I didn’t blog about the Madrid bombings the day they happened because I couldn’t think of much to say beyond the fact that they were horrifying. Also, a personal crisis the same day took my mind off important matters and onto my own life.
I’ve been mulling over the tragedy since then, and especially the response to it. I think the response – shock, horror, condemnation, solidarity – has been entirely appropriate. And I don’t want what I’m going to say to be interpreted as implying otherwise. I also don’t want to imply that we should fail to give the victims of the bombing their due attention, or focus our attention elsewhere. What I want to suggest is that we broaden our attention to include other kinds of political violence, not that we look away from the terror in Madrid in some other direction.
That said, let me get to the point: What makes me uncomfortable about the coverage of the bombings is not the implication that terrorism is especially evil. It’s the implication that terrorism is somehow uniquely evil, that it demands our condemnation in ways that no other kind of political violence could.
If you’re a bad guy looking to be evil, the deliberate targeting of civilian victims for political ends not coordinated (or only loosely coordinated) with a state is a winning strategy. But there are other ways. You might also act on behalf of a state’s official machinery to target civilian victims for political ends. And all other things being equal, this will be no less evil, no less reprehensible.
Again, the point is not to distract attention away from victims of terrorism, or to minimize their suffering. The point is that we might consider broadening our response to evil, by including more things on our list of things which set someone or some state beyond the pale.
Let me offer you a comparison. The roots of the conflict in Chechnya are tangled and complex, and there is plenty of blame to go around. But Vladmir Putin bears ultimate responsibility for what the Russian military has done in Chechnya. Credible reports of mass graves, systematic rape, illegal detentions, murder, the energetic shelling of civilian areas, mass transfers of people, and so on, are now years old.
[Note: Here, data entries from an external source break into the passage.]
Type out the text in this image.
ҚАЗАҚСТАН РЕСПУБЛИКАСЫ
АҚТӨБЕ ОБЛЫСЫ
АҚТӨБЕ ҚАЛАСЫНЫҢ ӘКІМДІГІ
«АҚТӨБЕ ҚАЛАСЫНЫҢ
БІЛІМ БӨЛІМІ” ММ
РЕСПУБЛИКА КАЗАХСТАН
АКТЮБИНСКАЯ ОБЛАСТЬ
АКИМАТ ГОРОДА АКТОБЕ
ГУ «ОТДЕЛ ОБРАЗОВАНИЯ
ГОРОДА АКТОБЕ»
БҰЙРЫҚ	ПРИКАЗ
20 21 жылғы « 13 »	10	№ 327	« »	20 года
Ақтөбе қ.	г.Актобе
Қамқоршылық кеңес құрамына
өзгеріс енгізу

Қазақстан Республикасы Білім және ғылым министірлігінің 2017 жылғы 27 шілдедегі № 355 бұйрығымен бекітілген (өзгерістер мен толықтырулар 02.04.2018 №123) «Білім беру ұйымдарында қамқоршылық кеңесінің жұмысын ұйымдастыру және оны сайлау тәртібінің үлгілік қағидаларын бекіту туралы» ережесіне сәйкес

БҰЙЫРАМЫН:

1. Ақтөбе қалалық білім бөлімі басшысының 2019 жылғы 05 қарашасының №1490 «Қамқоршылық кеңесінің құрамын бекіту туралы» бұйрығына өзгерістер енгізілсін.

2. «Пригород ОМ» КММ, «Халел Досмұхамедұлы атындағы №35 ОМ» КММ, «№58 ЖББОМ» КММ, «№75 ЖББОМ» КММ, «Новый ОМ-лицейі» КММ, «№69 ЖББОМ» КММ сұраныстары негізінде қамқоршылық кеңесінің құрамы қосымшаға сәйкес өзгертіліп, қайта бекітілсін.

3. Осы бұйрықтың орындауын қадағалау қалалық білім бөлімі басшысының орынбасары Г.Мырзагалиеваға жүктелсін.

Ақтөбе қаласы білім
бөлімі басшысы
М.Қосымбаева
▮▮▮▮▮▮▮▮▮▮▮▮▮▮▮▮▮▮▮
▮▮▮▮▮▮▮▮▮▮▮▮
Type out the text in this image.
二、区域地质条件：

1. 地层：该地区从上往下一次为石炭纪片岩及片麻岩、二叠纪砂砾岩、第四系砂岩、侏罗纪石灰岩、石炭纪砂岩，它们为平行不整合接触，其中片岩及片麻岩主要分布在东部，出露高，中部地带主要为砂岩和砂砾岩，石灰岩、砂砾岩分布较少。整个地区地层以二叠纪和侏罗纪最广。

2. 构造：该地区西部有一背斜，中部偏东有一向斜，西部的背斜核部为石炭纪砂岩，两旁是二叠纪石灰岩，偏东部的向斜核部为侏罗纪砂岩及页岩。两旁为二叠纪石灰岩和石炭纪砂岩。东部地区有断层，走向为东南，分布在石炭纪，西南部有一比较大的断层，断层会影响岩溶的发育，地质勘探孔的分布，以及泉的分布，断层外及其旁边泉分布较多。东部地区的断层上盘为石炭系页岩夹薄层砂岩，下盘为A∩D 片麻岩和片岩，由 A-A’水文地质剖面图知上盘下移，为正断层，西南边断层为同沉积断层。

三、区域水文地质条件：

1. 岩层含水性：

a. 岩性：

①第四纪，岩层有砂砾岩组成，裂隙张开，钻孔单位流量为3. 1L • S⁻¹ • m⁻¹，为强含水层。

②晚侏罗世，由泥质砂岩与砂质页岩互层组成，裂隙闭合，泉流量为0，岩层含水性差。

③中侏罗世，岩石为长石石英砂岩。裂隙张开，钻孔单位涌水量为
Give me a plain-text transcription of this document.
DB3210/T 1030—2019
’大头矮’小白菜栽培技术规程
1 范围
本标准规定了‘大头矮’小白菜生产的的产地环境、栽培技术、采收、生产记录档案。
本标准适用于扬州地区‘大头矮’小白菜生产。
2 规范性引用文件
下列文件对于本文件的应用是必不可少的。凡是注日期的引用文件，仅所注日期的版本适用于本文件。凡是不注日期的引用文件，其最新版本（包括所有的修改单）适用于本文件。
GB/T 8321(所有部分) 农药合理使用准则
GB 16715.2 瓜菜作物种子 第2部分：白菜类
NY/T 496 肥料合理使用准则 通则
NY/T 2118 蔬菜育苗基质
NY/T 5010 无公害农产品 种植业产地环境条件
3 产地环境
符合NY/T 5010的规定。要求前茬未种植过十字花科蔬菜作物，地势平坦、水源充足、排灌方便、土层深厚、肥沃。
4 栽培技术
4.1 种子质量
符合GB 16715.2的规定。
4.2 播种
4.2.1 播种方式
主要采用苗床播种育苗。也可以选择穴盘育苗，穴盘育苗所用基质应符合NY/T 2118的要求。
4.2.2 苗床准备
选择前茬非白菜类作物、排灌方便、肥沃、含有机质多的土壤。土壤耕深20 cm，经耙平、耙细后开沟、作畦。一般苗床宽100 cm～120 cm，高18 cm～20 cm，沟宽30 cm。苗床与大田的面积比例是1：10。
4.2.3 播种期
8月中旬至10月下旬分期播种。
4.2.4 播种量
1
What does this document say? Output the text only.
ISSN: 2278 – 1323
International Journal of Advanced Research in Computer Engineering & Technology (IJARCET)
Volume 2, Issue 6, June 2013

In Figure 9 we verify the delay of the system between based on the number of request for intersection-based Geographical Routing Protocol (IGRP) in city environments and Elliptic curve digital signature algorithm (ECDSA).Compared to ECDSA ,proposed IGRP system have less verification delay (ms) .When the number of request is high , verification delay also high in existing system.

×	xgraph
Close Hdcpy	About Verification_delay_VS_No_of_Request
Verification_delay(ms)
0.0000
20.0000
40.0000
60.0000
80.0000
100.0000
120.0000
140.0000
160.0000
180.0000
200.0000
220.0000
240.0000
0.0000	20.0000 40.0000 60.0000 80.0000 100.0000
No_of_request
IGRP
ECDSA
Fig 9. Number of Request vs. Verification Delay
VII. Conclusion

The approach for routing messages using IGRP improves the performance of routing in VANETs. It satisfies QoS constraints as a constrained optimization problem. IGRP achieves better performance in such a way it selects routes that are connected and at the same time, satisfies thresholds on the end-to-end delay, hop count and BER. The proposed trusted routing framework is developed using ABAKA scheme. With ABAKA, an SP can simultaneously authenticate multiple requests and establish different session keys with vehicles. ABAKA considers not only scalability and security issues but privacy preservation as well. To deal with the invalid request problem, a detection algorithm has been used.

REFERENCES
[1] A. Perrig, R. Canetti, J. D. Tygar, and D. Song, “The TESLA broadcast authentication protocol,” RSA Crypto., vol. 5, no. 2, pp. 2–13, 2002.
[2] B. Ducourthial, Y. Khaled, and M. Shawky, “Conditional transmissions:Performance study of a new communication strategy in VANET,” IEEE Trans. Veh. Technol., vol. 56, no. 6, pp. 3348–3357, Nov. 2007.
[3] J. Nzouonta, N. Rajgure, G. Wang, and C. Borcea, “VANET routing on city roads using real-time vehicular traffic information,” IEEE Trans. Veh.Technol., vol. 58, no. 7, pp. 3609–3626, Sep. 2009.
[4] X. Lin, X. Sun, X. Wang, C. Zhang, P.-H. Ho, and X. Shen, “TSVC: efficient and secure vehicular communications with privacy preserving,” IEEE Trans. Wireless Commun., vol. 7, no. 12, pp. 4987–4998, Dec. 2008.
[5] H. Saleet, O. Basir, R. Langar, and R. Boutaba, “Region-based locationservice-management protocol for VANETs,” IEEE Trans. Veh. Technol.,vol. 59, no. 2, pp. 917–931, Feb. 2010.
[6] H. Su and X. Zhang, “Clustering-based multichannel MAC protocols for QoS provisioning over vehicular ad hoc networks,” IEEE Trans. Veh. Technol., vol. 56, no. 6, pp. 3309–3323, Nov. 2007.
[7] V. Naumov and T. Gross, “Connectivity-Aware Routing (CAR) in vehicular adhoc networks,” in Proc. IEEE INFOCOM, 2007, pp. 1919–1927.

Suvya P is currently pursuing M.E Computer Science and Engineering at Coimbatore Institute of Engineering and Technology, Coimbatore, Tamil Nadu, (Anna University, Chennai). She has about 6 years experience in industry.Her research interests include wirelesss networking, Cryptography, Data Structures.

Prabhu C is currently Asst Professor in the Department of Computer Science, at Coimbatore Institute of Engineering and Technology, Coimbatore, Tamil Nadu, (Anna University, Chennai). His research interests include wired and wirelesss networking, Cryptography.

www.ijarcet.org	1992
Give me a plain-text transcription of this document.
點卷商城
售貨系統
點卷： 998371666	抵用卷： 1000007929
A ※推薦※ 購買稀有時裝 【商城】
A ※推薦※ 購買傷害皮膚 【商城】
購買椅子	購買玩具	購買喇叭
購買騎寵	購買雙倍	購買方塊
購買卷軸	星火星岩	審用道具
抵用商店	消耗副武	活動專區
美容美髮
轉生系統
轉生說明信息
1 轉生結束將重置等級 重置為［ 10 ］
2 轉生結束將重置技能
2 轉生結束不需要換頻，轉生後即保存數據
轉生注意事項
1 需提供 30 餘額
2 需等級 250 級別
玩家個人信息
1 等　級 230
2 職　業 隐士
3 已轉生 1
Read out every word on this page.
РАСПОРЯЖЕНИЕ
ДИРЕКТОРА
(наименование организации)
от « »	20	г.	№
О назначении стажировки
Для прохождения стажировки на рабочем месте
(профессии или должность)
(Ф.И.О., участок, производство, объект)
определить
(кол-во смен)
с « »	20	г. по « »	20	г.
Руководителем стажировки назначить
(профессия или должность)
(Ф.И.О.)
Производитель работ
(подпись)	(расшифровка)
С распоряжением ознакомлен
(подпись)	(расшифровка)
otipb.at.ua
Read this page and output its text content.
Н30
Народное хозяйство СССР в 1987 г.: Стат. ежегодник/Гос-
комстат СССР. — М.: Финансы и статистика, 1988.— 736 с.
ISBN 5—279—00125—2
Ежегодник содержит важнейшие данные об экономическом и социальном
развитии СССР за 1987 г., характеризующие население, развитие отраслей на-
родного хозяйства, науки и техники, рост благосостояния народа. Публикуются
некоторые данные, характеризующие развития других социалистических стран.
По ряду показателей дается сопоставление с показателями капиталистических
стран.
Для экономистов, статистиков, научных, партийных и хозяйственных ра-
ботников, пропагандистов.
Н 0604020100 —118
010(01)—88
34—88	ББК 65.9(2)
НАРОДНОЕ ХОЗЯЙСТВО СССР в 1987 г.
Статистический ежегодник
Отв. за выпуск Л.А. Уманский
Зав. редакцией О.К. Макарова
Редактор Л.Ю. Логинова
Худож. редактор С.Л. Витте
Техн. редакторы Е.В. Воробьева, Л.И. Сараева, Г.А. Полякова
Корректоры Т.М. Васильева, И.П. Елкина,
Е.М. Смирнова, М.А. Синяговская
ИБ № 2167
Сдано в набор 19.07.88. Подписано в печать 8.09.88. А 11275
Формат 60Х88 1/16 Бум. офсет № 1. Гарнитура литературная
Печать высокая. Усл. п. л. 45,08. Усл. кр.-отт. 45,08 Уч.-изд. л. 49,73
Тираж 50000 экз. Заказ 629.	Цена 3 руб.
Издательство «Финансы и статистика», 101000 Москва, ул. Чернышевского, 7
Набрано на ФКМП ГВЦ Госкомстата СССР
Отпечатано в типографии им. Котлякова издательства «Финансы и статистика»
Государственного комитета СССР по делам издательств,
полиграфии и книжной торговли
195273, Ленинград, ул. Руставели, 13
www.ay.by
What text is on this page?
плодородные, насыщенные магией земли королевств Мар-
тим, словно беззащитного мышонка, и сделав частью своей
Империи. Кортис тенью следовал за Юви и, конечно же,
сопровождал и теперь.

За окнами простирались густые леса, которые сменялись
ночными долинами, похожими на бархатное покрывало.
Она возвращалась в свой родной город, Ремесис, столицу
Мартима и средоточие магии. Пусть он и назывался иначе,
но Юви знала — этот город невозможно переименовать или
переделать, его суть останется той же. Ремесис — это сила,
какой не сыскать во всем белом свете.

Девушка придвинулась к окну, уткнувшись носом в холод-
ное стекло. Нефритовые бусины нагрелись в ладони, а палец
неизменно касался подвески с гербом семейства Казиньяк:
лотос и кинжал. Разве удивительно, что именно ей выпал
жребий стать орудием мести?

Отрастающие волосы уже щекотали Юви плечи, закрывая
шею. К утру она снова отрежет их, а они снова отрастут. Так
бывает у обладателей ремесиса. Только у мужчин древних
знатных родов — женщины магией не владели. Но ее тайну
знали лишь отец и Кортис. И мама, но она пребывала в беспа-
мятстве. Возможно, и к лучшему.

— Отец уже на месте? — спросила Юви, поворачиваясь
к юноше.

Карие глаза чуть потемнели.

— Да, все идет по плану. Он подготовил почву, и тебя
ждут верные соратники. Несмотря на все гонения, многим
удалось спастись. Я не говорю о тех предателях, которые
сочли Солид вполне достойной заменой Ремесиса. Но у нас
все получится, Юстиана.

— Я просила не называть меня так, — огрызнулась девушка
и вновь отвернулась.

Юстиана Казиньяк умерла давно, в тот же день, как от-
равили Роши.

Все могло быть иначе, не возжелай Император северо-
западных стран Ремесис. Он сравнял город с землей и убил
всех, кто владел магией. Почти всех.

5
Thousands of innocents have perished at the hands of the Russian military in circumstances they have been unable to account for.
When nothing is done about this, when it continues in spite of the reports, it is obvious that responsibility rests with people who rely on such techniques to achieve their political ends. Putin is a murderer, a war criminal. He has done something on par with the bombings in Madrid. He has used calculated violence against civilians in order to achieve political ends. And he has done so without scruple or restraint.
Chechnya’s plight is not exactly hidden – it does make the front pages from time to time. But for the most part the mass murders and other abuses have occurred without attracting much attention. And even when they do attract attention, they gather precious little condemnation. We treat Putin as though he is a legitimate statesman – as though he is not a very plaubile candidate for the Hague. His kind of violence is normal, safe – and if it isn’t sanctioned, it apparently doesn’t rise to the level required to get him shunned from civilized society.
And so, once again, it is not the universal condemnation of the Madrid bombings that is disturbing. It is the way these condemnations so often function in political discourse – whether we realize it or not – to throw the emphasis almost entirely on one kind of political violence, and firmly away from others, which seems to me as intrinsically wrong as terrorism. None of this is necessary or inevitable. We can mourn and condemn victims of terrorism without slipping into this habit. But unless I’m mistaken, we do, in ways that are more or less subtle.
Now for three qualifications, so I don’t get beaten up for writing this:
First, you might argue that Putin had better ends than either the ETA or AQ (whoever was responsible for the Madrid bombings). I don’t know enough about the ETA to judge that, but I do think that AQ’s dreams of world Islamic hegemony are basically worse than almost anything I can imagine. But two points are worth making here: The first is that we usually don’t think the ends justify the means when it comes to the deliberate slaughter of civilians to achieve political aims. And the second, of course, is that Putin’s ends are not entirely creditable.
Second, I’ve claimed that the reaction to the Madrid bombing reveals certain attitudes about terrorism which don’t match our attitudes about other kinds of political violence. But I certainly don’t want to argue that our reactions to violence always have to exactly fit a careful moral calculus, so that before people express shock and horror they have to go through some rigamarole about ensuring that their response is commensurate with any other tragedy. We pay more attention to some places than others for lots of contingent or accidental reasons, and the tendency is so human I’m not sure there’s anything objectionable about it, at least within limits. What I’m pointing to, though, is a disparity in response that is really quite extreme and that is therefore worth thinking about a bit.
Finally, even if we decide that terrorism is morally on par with some varieties of state violence (other things being equal), we certainly are justified in finding terrorism more alarming or frightening. And that’s because state violence doesn’t threaten most of the people whose blogs I’m reading, whereas terrrorism really is something that might get us. Even people who are threatened by state violence can sometimes bargain with states, make compromises, find ways to smooth over the unpredictability. But terrorism can strike anywhere: today in Madrid, tomorrow in mid-town Manhattan as my wife commutes to work.
And so there is one sense in which it is perfectly fair for people to find terrorism more awful. But it’s not a moral difference, and we ought to think about that.